Autonomous vehicles normally use light detection and ranging (LIDAR) sensors or cameras to detect other cars, pedestrians, and other obstacles like animals to prevent accidents. Some car makers use both types of sensors while American electronic vehicle (EV) maker Tesla only uses cameras for its EVs. LIDAR is very expensive equipment and camera modules are relatively cheaper and are easier to manage.
Digital cameras use light-sensitive sensors to receive light through lenses and convert transmitted information into digital data. Transmitted data is processed to create images. Unlike our brain, which restores distorted image information received through the retina of the eyes and process data in real-time to make people feel that they are looking at the world with an undistorted view, cameras do not have the ability to tell whether the received data is distorted. Cameras get confused when the weather is foggy and rainy, or when camera lenses are dirty.

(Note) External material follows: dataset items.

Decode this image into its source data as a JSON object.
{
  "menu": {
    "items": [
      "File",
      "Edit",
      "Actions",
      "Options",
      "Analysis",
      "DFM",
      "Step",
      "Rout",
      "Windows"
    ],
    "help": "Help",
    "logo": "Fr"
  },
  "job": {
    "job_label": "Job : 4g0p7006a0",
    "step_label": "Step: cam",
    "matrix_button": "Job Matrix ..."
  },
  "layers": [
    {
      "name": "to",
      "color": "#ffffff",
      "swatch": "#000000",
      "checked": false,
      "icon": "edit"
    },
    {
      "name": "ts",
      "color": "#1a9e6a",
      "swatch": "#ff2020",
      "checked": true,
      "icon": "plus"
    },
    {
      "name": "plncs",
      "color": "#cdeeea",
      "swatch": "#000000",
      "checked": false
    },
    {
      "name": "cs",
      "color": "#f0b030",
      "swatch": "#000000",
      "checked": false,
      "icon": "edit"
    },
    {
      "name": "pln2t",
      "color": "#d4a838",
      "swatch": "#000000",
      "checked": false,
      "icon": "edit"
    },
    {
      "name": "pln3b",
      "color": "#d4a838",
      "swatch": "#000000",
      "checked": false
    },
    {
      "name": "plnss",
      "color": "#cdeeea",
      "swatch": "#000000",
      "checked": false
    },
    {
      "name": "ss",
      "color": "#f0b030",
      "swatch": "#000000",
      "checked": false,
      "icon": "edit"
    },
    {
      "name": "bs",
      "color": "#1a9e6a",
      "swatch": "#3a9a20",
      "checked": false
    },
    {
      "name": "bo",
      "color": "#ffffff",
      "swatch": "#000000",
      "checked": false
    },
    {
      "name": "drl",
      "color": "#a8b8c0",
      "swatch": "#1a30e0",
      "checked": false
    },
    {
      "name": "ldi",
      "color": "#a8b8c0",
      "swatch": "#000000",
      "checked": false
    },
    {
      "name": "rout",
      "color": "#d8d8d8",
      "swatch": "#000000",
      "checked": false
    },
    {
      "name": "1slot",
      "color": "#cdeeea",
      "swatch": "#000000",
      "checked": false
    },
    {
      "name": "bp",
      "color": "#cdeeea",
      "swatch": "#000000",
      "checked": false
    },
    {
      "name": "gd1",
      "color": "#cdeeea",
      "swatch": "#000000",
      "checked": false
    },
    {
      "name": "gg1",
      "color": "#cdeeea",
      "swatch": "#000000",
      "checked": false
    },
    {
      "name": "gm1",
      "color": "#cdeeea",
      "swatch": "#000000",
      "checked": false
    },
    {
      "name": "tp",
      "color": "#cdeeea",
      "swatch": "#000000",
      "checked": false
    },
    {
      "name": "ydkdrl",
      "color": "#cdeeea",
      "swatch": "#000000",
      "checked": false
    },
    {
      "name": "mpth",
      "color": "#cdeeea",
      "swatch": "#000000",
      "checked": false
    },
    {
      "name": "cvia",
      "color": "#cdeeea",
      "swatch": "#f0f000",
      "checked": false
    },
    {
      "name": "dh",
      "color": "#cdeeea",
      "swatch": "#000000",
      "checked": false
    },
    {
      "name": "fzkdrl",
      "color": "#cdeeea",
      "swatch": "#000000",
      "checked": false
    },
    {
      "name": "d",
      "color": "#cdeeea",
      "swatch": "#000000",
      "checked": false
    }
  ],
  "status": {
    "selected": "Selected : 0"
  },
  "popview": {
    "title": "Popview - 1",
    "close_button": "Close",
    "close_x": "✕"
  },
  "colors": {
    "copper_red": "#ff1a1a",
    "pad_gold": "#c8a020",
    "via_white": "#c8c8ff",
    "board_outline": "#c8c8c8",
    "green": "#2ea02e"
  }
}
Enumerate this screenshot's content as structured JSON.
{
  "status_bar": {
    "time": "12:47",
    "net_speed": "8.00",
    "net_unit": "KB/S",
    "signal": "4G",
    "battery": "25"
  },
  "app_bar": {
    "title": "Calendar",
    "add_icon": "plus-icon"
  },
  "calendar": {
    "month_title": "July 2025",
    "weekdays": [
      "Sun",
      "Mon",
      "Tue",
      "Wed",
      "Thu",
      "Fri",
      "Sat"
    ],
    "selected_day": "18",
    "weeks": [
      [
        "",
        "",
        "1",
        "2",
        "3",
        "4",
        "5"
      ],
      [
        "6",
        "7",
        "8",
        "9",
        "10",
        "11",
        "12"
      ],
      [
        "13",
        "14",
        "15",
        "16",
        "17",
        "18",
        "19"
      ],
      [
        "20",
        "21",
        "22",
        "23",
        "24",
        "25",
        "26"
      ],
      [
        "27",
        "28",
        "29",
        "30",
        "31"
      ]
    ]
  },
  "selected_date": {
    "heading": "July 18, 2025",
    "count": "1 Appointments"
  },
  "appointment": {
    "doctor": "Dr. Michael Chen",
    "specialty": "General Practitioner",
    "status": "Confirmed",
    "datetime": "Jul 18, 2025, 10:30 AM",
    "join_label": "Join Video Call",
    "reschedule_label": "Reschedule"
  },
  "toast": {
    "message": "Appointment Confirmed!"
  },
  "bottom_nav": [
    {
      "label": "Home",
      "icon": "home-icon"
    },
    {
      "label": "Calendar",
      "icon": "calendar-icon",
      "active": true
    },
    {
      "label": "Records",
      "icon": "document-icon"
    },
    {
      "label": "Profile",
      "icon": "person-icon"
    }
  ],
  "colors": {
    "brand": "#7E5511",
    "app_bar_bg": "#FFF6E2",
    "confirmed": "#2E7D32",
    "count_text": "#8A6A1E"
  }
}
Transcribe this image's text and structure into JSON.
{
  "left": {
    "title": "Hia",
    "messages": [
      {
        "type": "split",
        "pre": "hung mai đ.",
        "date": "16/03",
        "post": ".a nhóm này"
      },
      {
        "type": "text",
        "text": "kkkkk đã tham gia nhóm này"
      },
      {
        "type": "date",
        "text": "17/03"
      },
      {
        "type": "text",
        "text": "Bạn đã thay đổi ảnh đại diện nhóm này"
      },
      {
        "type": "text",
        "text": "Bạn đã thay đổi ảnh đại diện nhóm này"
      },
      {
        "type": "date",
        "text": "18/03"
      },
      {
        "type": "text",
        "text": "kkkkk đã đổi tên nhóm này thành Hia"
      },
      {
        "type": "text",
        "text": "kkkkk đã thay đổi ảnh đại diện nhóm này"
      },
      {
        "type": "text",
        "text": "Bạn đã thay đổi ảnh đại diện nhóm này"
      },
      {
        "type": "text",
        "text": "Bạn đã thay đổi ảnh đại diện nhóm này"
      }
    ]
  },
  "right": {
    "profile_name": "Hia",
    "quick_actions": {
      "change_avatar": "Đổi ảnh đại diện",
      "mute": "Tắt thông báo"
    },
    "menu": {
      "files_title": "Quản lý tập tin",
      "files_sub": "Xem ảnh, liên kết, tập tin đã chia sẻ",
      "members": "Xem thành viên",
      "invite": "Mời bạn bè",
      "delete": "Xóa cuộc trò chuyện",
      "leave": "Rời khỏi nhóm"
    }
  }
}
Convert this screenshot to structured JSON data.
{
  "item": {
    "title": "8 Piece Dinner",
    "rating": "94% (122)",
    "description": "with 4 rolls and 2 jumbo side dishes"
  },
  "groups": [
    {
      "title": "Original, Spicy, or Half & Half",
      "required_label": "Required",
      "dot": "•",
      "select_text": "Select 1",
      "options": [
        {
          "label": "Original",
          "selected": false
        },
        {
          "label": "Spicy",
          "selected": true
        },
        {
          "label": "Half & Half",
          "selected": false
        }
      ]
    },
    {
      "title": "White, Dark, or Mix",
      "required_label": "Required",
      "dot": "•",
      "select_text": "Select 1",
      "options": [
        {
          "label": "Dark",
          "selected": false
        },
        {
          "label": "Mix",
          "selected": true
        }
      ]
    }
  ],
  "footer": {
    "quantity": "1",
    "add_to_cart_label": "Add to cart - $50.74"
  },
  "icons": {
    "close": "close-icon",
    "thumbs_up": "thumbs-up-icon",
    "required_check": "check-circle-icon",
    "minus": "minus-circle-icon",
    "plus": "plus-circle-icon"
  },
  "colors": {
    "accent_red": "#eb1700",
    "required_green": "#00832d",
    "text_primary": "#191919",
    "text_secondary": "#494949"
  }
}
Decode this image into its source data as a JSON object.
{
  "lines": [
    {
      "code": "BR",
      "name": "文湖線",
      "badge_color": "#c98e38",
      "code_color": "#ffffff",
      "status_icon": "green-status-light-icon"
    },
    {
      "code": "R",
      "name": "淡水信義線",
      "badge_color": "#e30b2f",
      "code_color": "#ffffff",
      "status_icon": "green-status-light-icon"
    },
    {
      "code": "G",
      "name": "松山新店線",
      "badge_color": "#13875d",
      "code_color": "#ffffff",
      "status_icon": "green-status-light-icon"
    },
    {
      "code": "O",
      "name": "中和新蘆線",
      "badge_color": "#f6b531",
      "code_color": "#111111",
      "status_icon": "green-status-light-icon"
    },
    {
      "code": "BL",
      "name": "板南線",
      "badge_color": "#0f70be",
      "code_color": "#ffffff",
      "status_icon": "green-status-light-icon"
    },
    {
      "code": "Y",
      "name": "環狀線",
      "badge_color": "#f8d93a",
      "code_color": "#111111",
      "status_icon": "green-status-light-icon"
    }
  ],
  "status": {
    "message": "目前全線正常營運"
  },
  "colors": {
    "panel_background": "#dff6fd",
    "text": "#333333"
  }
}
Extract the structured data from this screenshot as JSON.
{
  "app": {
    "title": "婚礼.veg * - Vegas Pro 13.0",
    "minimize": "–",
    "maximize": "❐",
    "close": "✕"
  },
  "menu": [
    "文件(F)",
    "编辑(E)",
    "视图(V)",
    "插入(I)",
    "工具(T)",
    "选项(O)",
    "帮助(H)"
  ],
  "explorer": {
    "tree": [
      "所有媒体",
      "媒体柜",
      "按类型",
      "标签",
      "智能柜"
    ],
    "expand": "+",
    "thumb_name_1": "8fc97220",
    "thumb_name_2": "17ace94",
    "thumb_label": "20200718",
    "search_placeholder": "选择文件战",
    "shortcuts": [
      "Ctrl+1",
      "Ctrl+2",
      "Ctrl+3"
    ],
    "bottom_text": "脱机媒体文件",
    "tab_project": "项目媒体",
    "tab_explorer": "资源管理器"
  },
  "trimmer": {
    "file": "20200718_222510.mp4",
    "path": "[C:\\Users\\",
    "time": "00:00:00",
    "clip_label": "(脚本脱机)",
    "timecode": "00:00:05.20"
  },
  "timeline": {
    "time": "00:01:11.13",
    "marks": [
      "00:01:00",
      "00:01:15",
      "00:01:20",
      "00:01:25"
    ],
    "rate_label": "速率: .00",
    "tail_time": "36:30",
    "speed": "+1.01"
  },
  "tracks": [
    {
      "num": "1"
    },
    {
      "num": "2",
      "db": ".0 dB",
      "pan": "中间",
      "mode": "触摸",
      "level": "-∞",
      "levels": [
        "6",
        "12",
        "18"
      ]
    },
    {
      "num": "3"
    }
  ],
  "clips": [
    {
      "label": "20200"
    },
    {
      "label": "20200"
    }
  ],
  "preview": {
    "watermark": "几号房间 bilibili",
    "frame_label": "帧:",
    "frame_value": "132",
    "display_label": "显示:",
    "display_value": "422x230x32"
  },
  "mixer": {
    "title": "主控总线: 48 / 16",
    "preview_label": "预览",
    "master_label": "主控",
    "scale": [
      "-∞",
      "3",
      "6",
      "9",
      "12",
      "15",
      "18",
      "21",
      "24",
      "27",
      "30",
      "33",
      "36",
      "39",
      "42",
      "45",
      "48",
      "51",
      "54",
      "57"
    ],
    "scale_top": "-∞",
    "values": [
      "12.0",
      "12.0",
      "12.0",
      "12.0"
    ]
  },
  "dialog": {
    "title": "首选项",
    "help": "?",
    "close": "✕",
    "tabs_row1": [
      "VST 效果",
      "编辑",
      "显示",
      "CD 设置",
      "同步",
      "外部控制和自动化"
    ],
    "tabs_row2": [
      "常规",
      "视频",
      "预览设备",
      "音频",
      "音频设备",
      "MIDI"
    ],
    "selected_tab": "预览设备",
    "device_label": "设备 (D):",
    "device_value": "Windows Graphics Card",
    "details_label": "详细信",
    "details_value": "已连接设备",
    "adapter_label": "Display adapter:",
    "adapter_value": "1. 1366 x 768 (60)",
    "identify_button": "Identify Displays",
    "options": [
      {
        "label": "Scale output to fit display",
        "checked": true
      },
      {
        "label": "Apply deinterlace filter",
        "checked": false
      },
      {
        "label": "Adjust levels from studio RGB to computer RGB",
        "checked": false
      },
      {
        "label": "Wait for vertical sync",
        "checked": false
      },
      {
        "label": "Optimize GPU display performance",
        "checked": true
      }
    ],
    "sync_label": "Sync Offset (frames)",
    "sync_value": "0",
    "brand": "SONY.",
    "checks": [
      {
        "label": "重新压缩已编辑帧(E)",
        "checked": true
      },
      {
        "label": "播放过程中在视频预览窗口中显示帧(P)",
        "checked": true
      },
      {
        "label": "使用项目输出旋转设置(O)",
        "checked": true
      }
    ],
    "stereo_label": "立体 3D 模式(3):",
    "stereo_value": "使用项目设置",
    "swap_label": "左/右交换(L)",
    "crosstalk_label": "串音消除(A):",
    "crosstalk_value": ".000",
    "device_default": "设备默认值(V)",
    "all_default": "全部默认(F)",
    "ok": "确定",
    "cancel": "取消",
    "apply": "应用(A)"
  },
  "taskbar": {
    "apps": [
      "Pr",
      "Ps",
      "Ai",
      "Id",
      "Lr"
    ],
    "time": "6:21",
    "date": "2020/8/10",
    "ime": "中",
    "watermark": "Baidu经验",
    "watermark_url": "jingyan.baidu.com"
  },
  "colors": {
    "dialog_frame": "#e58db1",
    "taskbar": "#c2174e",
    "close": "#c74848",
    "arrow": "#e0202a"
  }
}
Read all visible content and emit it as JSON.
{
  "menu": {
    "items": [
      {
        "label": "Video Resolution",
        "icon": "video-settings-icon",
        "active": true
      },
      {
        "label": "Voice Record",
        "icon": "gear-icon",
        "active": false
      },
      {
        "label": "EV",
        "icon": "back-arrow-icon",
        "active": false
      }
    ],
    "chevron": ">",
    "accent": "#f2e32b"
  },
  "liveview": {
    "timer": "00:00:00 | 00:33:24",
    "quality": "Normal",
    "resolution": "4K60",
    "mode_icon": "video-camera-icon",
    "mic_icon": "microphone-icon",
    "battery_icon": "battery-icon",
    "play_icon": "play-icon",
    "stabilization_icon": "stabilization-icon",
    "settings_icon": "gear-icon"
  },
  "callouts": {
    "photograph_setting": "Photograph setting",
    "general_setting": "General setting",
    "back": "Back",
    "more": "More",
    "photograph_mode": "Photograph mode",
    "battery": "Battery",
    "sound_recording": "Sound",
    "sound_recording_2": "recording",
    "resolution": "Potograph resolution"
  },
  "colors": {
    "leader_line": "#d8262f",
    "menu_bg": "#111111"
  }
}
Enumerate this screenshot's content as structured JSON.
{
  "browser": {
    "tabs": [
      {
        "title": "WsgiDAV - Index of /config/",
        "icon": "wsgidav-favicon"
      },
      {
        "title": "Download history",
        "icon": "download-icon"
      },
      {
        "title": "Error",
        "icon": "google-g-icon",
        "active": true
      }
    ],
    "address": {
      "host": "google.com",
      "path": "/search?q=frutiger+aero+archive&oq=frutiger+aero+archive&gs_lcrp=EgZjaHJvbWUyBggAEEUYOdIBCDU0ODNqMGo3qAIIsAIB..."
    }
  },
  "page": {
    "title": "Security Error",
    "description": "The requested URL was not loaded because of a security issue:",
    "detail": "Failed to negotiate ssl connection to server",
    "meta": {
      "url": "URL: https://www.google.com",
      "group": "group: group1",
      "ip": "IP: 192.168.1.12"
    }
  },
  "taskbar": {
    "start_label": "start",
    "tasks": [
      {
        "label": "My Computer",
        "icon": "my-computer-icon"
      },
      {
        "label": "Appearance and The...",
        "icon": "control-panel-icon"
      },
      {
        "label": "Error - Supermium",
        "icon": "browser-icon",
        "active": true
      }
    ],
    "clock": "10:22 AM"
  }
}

The Ulsan National Institute of Science and Technology (UNIST) said that its biomedical engineering research team developed the "all computational" video image restoration technique that uses information hidden inside distorted images. UNIST said that the technique has the potential to become a key technology for high-quality image processing for self-driving cars.
According to the institute, various weather conditions like fog and haze unevenly bend light to create unpredictable, random distortions in images that are impossible to be processed by camera-based systems. UNIST researchers found that they were able to restore clear video images by using the statistical characteristics of the sources of random image distortions.
Because a video clip is basically a continuous stream of still images, researchers came up with an average of the randomly distorted special frequency information of short exposure images to detect where the distortions are made and process the images to visualize the original object.
"This technique can be used to actualize autonomous driving in harsh weather conditions and applied to various sectors including long-range monitoring and astronomy," UNIST researcher Park Jung-hoon said in a statement on January 5. Park said that there's always hidden information in every distorted video clip. "We can find this information to get clear video images," Park added.
The technique can also be used in the "bioimaging" sector for collecting undistorted images of soft tissues and other biomasses. Soft tissues like muscles and skin have different densities that cause serious light scattering. According to UNIST, this video image restoration technique can help researchers to non-invasively monitor various vital phenomena in the future.